After breaking up with Haley, Rudy’s mother (played by Mancuso’s real-life mom Maria Mancuso) tries to introduce him to Brazilian girls from the neighborhood. Like most immigrant mothers anxious to keep their cultural roots alive, she wants her son to marry within the community.

Rudy rejects his mother’s involvement but does end up meeting his own Brazilian bachelorette. Isabella (Riverdale regular Camila Mendes) is a no-nonsense fishmonger whose appreciation for Ironbound expands Rudy’s enthusiasm for staying in the neighborhood after graduation. Their humorous meeting evolves into an electric connection.

The young lovers spend mornings in the park, where Rudy explains his condition to Isabella, and evenings conspiring in dimly lit restaurants. Their romance encounters a roadblock when Haley asks Rudy for another chance. Unable to say no, Rudy accepts and starts a painfully awkward love triangle.

That our charming protagonist makes cowardly choices is a boon to Música. It gives the romantic comedy a complicated edge, like the second season of Love Life. But without compelling character development of either Haley or Isabella, the narrative mostly putters along on predictable routes. There are different scenarios, like conversations between Rudy and his food-truck-owning friend Anwar (J.B. Smoove) or his puppet shows, which add welcome humor. But they too can come off feeling like filler when not supported by the kinds of scenes that enliven the love triangle.

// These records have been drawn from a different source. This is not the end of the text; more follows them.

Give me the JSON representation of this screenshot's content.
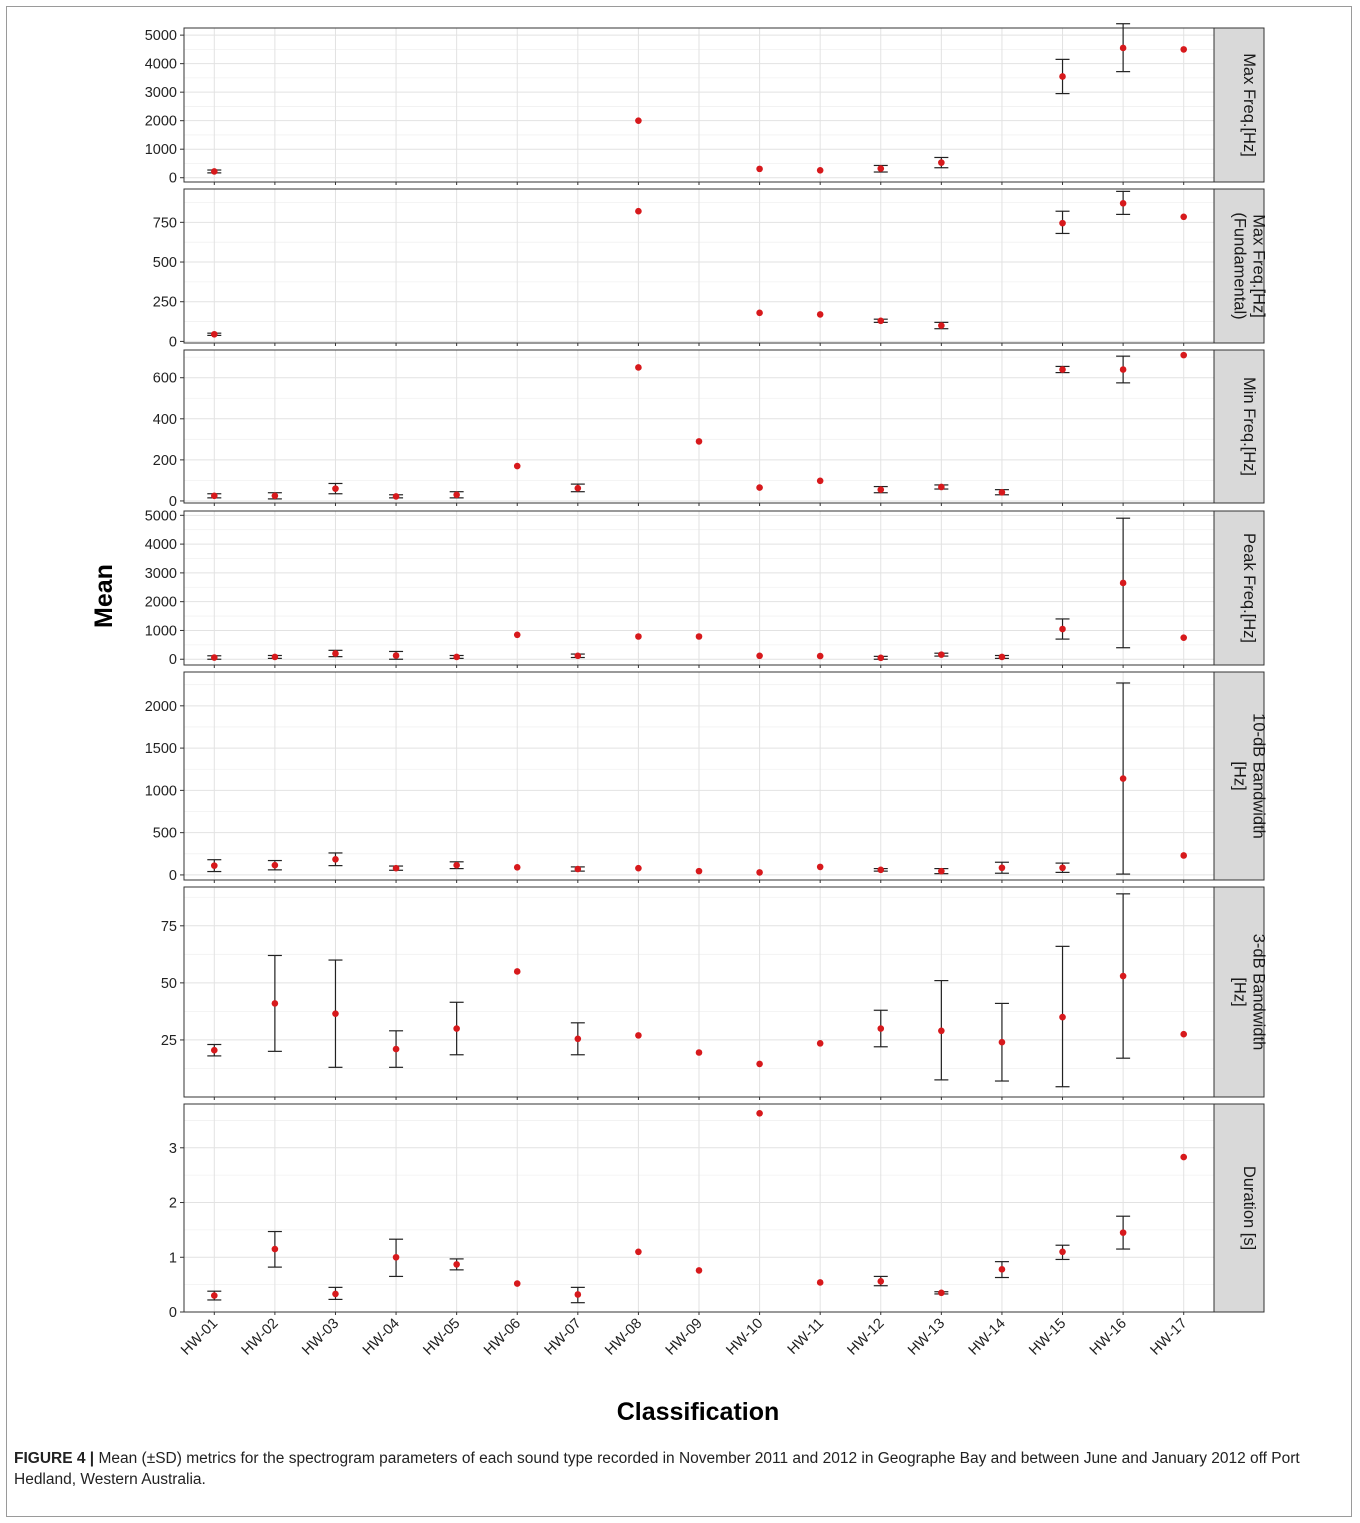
{
  "figure": {
    "y_axis_title": "Mean",
    "x_axis_title": "Classification",
    "caption_label": "FIGURE 4 |",
    "caption_text": " Mean (±SD) metrics for the spectrogram parameters of each sound type recorded in November 2011 and 2012 in Geographe Bay and between June and January 2012 off Port Hedland, Western Australia."
  },
  "chart_data": {
    "type": "scatter",
    "layout": "faceted, stacked panels with shared x axis, mean points with ±SD error bars",
    "categories": [
      "HW-01",
      "HW-02",
      "HW-03",
      "HW-04",
      "HW-05",
      "HW-06",
      "HW-07",
      "HW-08",
      "HW-09",
      "HW-10",
      "HW-11",
      "HW-12",
      "HW-13",
      "HW-14",
      "HW-15",
      "HW-16",
      "HW-17"
    ],
    "point_color": "#d7191c",
    "grid": true,
    "panels": [
      {
        "strip": [
          "Max Freq.[Hz]"
        ],
        "ylim": [
          -150,
          5250
        ],
        "yticks": [
          0,
          1000,
          2000,
          3000,
          4000,
          5000
        ],
        "points": [
          {
            "x": "HW-01",
            "mean": 220,
            "lo": 170,
            "hi": 270
          },
          {
            "x": "HW-08",
            "mean": 2000
          },
          {
            "x": "HW-10",
            "mean": 310
          },
          {
            "x": "HW-11",
            "mean": 260
          },
          {
            "x": "HW-12",
            "mean": 320,
            "lo": 200,
            "hi": 430
          },
          {
            "x": "HW-13",
            "mean": 530,
            "lo": 350,
            "hi": 710
          },
          {
            "x": "HW-15",
            "mean": 3550,
            "lo": 2950,
            "hi": 4150
          },
          {
            "x": "HW-16",
            "mean": 4550,
            "lo": 3720,
            "hi": 5400
          },
          {
            "x": "HW-17",
            "mean": 4500
          }
        ]
      },
      {
        "strip": [
          "Max Freq.[Hz]",
          "(Fundamental)"
        ],
        "ylim": [
          -10,
          960
        ],
        "yticks": [
          0,
          250,
          500,
          750
        ],
        "points": [
          {
            "x": "HW-01",
            "mean": 45,
            "lo": 38,
            "hi": 52
          },
          {
            "x": "HW-08",
            "mean": 820
          },
          {
            "x": "HW-10",
            "mean": 180
          },
          {
            "x": "HW-11",
            "mean": 170
          },
          {
            "x": "HW-12",
            "mean": 130,
            "lo": 120,
            "hi": 140
          },
          {
            "x": "HW-13",
            "mean": 100,
            "lo": 80,
            "hi": 120
          },
          {
            "x": "HW-15",
            "mean": 745,
            "lo": 680,
            "hi": 820
          },
          {
            "x": "HW-16",
            "mean": 870,
            "lo": 800,
            "hi": 945
          },
          {
            "x": "HW-17",
            "mean": 785
          }
        ]
      },
      {
        "strip": [
          "Min Freq.[Hz]"
        ],
        "ylim": [
          -10,
          735
        ],
        "yticks": [
          0,
          200,
          400,
          600
        ],
        "points": [
          {
            "x": "HW-01",
            "mean": 25,
            "lo": 15,
            "hi": 35
          },
          {
            "x": "HW-02",
            "mean": 25,
            "lo": 10,
            "hi": 40
          },
          {
            "x": "HW-03",
            "mean": 60,
            "lo": 35,
            "hi": 85
          },
          {
            "x": "HW-04",
            "mean": 22,
            "lo": 15,
            "hi": 30
          },
          {
            "x": "HW-05",
            "mean": 30,
            "lo": 15,
            "hi": 45
          },
          {
            "x": "HW-06",
            "mean": 170
          },
          {
            "x": "HW-07",
            "mean": 62,
            "lo": 45,
            "hi": 82
          },
          {
            "x": "HW-08",
            "mean": 650
          },
          {
            "x": "HW-09",
            "mean": 290
          },
          {
            "x": "HW-10",
            "mean": 65
          },
          {
            "x": "HW-11",
            "mean": 98
          },
          {
            "x": "HW-12",
            "mean": 55,
            "lo": 40,
            "hi": 70
          },
          {
            "x": "HW-13",
            "mean": 68,
            "lo": 58,
            "hi": 78
          },
          {
            "x": "HW-14",
            "mean": 42,
            "lo": 30,
            "hi": 55
          },
          {
            "x": "HW-15",
            "mean": 640,
            "lo": 625,
            "hi": 655
          },
          {
            "x": "HW-16",
            "mean": 640,
            "lo": 575,
            "hi": 705
          },
          {
            "x": "HW-17",
            "mean": 710
          }
        ]
      },
      {
        "strip": [
          "Peak Freq.[Hz]"
        ],
        "ylim": [
          -200,
          5150
        ],
        "yticks": [
          0,
          1000,
          2000,
          3000,
          4000,
          5000
        ],
        "points": [
          {
            "x": "HW-01",
            "mean": 60,
            "lo": 0,
            "hi": 120
          },
          {
            "x": "HW-02",
            "mean": 80,
            "lo": 30,
            "hi": 130
          },
          {
            "x": "HW-03",
            "mean": 200,
            "lo": 90,
            "hi": 310
          },
          {
            "x": "HW-04",
            "mean": 130,
            "lo": 0,
            "hi": 270
          },
          {
            "x": "HW-05",
            "mean": 80,
            "lo": 30,
            "hi": 130
          },
          {
            "x": "HW-06",
            "mean": 850
          },
          {
            "x": "HW-07",
            "mean": 120,
            "lo": 60,
            "hi": 180
          },
          {
            "x": "HW-08",
            "mean": 790
          },
          {
            "x": "HW-09",
            "mean": 790
          },
          {
            "x": "HW-10",
            "mean": 120
          },
          {
            "x": "HW-11",
            "mean": 110
          },
          {
            "x": "HW-12",
            "mean": 50,
            "lo": 0,
            "hi": 100
          },
          {
            "x": "HW-13",
            "mean": 160,
            "lo": 110,
            "hi": 210
          },
          {
            "x": "HW-14",
            "mean": 80,
            "lo": 30,
            "hi": 130
          },
          {
            "x": "HW-15",
            "mean": 1050,
            "lo": 700,
            "hi": 1400
          },
          {
            "x": "HW-16",
            "mean": 2650,
            "lo": 400,
            "hi": 4900
          },
          {
            "x": "HW-17",
            "mean": 750
          }
        ]
      },
      {
        "strip": [
          "10-dB Bandwidth",
          "[Hz]"
        ],
        "ylim": [
          -60,
          2400
        ],
        "yticks": [
          0,
          500,
          1000,
          1500,
          2000
        ],
        "points": [
          {
            "x": "HW-01",
            "mean": 110,
            "lo": 40,
            "hi": 180
          },
          {
            "x": "HW-02",
            "mean": 115,
            "lo": 60,
            "hi": 170
          },
          {
            "x": "HW-03",
            "mean": 185,
            "lo": 110,
            "hi": 260
          },
          {
            "x": "HW-04",
            "mean": 80,
            "lo": 55,
            "hi": 105
          },
          {
            "x": "HW-05",
            "mean": 115,
            "lo": 75,
            "hi": 155
          },
          {
            "x": "HW-06",
            "mean": 90
          },
          {
            "x": "HW-07",
            "mean": 70,
            "lo": 45,
            "hi": 95
          },
          {
            "x": "HW-08",
            "mean": 80
          },
          {
            "x": "HW-09",
            "mean": 45
          },
          {
            "x": "HW-10",
            "mean": 30
          },
          {
            "x": "HW-11",
            "mean": 95
          },
          {
            "x": "HW-12",
            "mean": 60,
            "lo": 45,
            "hi": 75
          },
          {
            "x": "HW-13",
            "mean": 45,
            "lo": 15,
            "hi": 75
          },
          {
            "x": "HW-14",
            "mean": 85,
            "lo": 20,
            "hi": 150
          },
          {
            "x": "HW-15",
            "mean": 85,
            "lo": 30,
            "hi": 140
          },
          {
            "x": "HW-16",
            "mean": 1140,
            "lo": 10,
            "hi": 2270
          },
          {
            "x": "HW-17",
            "mean": 230
          }
        ]
      },
      {
        "strip": [
          "3-dB Bandwidth",
          "[Hz]"
        ],
        "ylim": [
          0,
          92
        ],
        "yticks": [
          25,
          50,
          75
        ],
        "points": [
          {
            "x": "HW-01",
            "mean": 20.5,
            "lo": 18,
            "hi": 23
          },
          {
            "x": "HW-02",
            "mean": 41,
            "lo": 20,
            "hi": 62
          },
          {
            "x": "HW-03",
            "mean": 36.5,
            "lo": 13,
            "hi": 60
          },
          {
            "x": "HW-04",
            "mean": 21,
            "lo": 13,
            "hi": 29
          },
          {
            "x": "HW-05",
            "mean": 30,
            "lo": 18.5,
            "hi": 41.5
          },
          {
            "x": "HW-06",
            "mean": 55
          },
          {
            "x": "HW-07",
            "mean": 25.5,
            "lo": 18.5,
            "hi": 32.5
          },
          {
            "x": "HW-08",
            "mean": 27
          },
          {
            "x": "HW-09",
            "mean": 19.5
          },
          {
            "x": "HW-10",
            "mean": 14.5
          },
          {
            "x": "HW-11",
            "mean": 23.5
          },
          {
            "x": "HW-12",
            "mean": 30,
            "lo": 22,
            "hi": 38
          },
          {
            "x": "HW-13",
            "mean": 29,
            "lo": 7.5,
            "hi": 51
          },
          {
            "x": "HW-14",
            "mean": 24,
            "lo": 7,
            "hi": 41
          },
          {
            "x": "HW-15",
            "mean": 35,
            "lo": 4.5,
            "hi": 66
          },
          {
            "x": "HW-16",
            "mean": 53,
            "lo": 17,
            "hi": 89
          },
          {
            "x": "HW-17",
            "mean": 27.5
          }
        ]
      },
      {
        "strip": [
          "Duration [s]"
        ],
        "ylim": [
          0,
          3.8
        ],
        "yticks": [
          0,
          1,
          2,
          3
        ],
        "points": [
          {
            "x": "HW-01",
            "mean": 0.3,
            "lo": 0.22,
            "hi": 0.38
          },
          {
            "x": "HW-02",
            "mean": 1.15,
            "lo": 0.82,
            "hi": 1.47
          },
          {
            "x": "HW-03",
            "mean": 0.33,
            "lo": 0.23,
            "hi": 0.45
          },
          {
            "x": "HW-04",
            "mean": 1.0,
            "lo": 0.65,
            "hi": 1.33
          },
          {
            "x": "HW-05",
            "mean": 0.87,
            "lo": 0.77,
            "hi": 0.97
          },
          {
            "x": "HW-06",
            "mean": 0.52
          },
          {
            "x": "HW-07",
            "mean": 0.32,
            "lo": 0.17,
            "hi": 0.45
          },
          {
            "x": "HW-08",
            "mean": 1.1
          },
          {
            "x": "HW-09",
            "mean": 0.76
          },
          {
            "x": "HW-10",
            "mean": 3.63
          },
          {
            "x": "HW-11",
            "mean": 0.54
          },
          {
            "x": "HW-12",
            "mean": 0.56,
            "lo": 0.48,
            "hi": 0.65
          },
          {
            "x": "HW-13",
            "mean": 0.35,
            "lo": 0.33,
            "hi": 0.37
          },
          {
            "x": "HW-14",
            "mean": 0.78,
            "lo": 0.63,
            "hi": 0.92
          },
          {
            "x": "HW-15",
            "mean": 1.1,
            "lo": 0.96,
            "hi": 1.22
          },
          {
            "x": "HW-16",
            "mean": 1.45,
            "lo": 1.15,
            "hi": 1.75
          },
          {
            "x": "HW-17",
            "mean": 2.83
          }
        ]
      }
    ]
  }
}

When Isabella, a character whose complexity the film teases but doesn’t always commit to, offers more of herself, it elevates her connection with Rudy and takes Música beyond the clichéd boy-meets-girl story. Their conversations shape our understanding of both characters’ respective personalties, how they are shaped by Brazil and fortified by The Ironbound. They also reflect a shared mission of appreciating heritage without abandoning a chance to form new traditions.